For the next week Bills linebacker Kawika Mitchell is teaming up with New York Giants defensive end Mathias Kiwanuka in a charity effort to help villages in Kiwanuka's native Uganda, while also taking in some of the unique experiences that the African nation has to offer. In this installment of Mitchell's blog from Uganda, the Bills linebacker provides details of their two-day safari, which included a trip across the globe's middle parallel.
Hey Bills fans. The last two days have been nothing short of amazing. As I mentioned in my last entry we were taking a two-day safari. Our trip to reach safari was very, very, very long. It was supposed to be a six-hour drive, but it ended up being 10 hours. At most it should have been seven.
We stopped to ask someone for directions, but the person was trying to get a ride so she told us the safari lodge was in the direction she needed to go. Well, it wasn't, and no we didn't give her a ride. It took us three hours out of the way on a road that was one of the worst roads I've ever seen… EVER.
Some good did come out of getting lost. Before we even got to the actual lodge we saw baboons, elephants, monitor lizards and other monkeys.
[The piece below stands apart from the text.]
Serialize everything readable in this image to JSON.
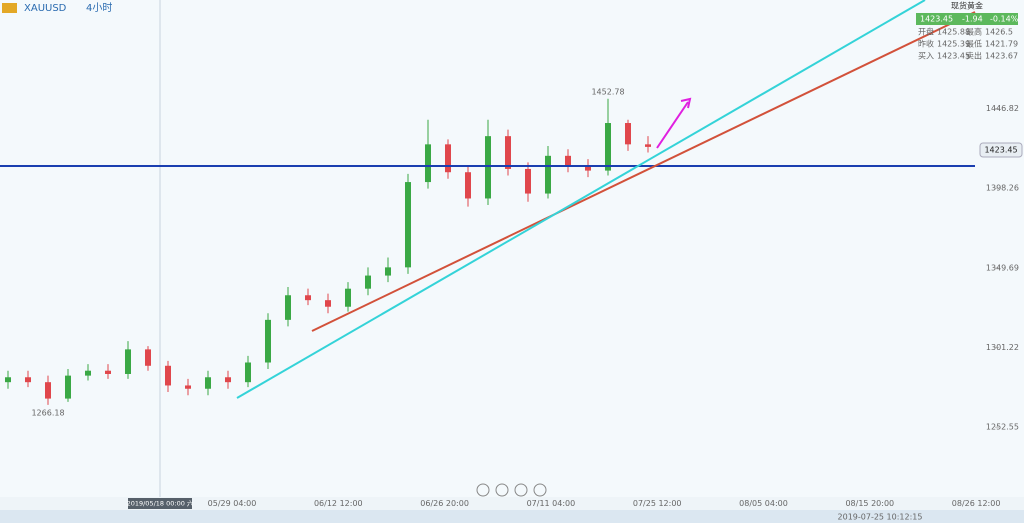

It was pretty amazing to see these animals just walking across the road we were traveling.
Another cool part of the long journey to the Mweya Safari Lodge was we passed over the equator on the way. The lodge is very close to the border of Congo.
In the end we left at 5 am and finally got to the lodge at 3:45 pm. We checked in, grabbed some food and headed out on our safari at 4:30.
The safari was like a dream. I've always been extremely interested in animals. How they live, where they live, how they interact. Everything.
There were two major rules on safari, no walking on the reserve and no driving off the path. Needless to say we didn't walk.
Anyway, we saw a lot of warthogs, impala, elephants, over 30 water buffalo and some other animals, but I don't remember the names.
The best of all was of course the lions. We saw a pride of lions that consisted of eight females and one young male. Most all the animals ran when we approached except the elephants and the lions. The lions were laying down and only lifted their heads to check us out. It was an unreal experience. I'd say the elephants were my second favorite.
With most of the animals we got as close as five yards or so. We had a great vantage point as we rode the entire safari standing up with our bodies sticking out the top of the vehicle. It was great experience.
After the safari on the first day they bring you back and you stay at a lodge on the reserve. There are a lot of warthogs wandering around and elephants and some other animals, but thankfully I didn't see any lions or leopard taking a stroll.
The park doesn't have rhinos or giraffes. Rhinos have been protected due to all the poaching. I think there is only one place in Uganda that is trying to bring the population back, but there aren't any in the wild.
Even with all there was to see on the ground it was hard not to appreciate the landscape on the safari. We were surrounded by mountains, lakes and just wide open land that can't be compared to anything else, except maybe Hawaii. Actually, it's very hard for me to decide which place is more beautiful.
The second day we were there was Wednesday and we went on a boat tour. During this trip we saw at least 30 hippos, 10 crocodiles, a lot of water buffalo and plenty of different species of birds. Again, we were able to get close to all the animals, but not too close to the hippos since they can be extremely dangerous.
The crocs were younger small Nile crocs and they mostly ran away when we came near. The birds were very cool, lots of different colors and sizes. That tour lasted about two hours.
After the boat tour we got our stuff together, grabbed a bite to eat and headed back on our journey to Kampala. It only took seven hours on the way back thankfully. Although the drive was very long and extremely bumpy, we got a chance to see a lot of Uganda. It was just as amazing as the safari itself.
There were many villages and markets along the way. We saw a lot of the kids walking to school. In some cases they walkmiles. Every single person we saw along our trip was doing something productive, such as, farming, school, running the markets, riding bikes milesto fill water buckets, cleaning, building furniture, building homes and stores, cooking.
Everyone had a job to do and it seemed everyone was doing it to the fullest and I saw all this before it was even noon. They may not be making lots of money but the people of Uganda know how to survive and make do with what the land gives them.
Also on our way back we stopped and bought some freshly caught fish from some people on the highway. About 12 men approached the van with fish and other meats and from there it was a bidding war. That was an interesting experience.
On tomorrow's agenda, we are going to work out in the morning and in the evening we're going to a formal event at St. Josephs where we'll get to see some traditional dances from different tribes. The trip is only half over and already it has been life changing.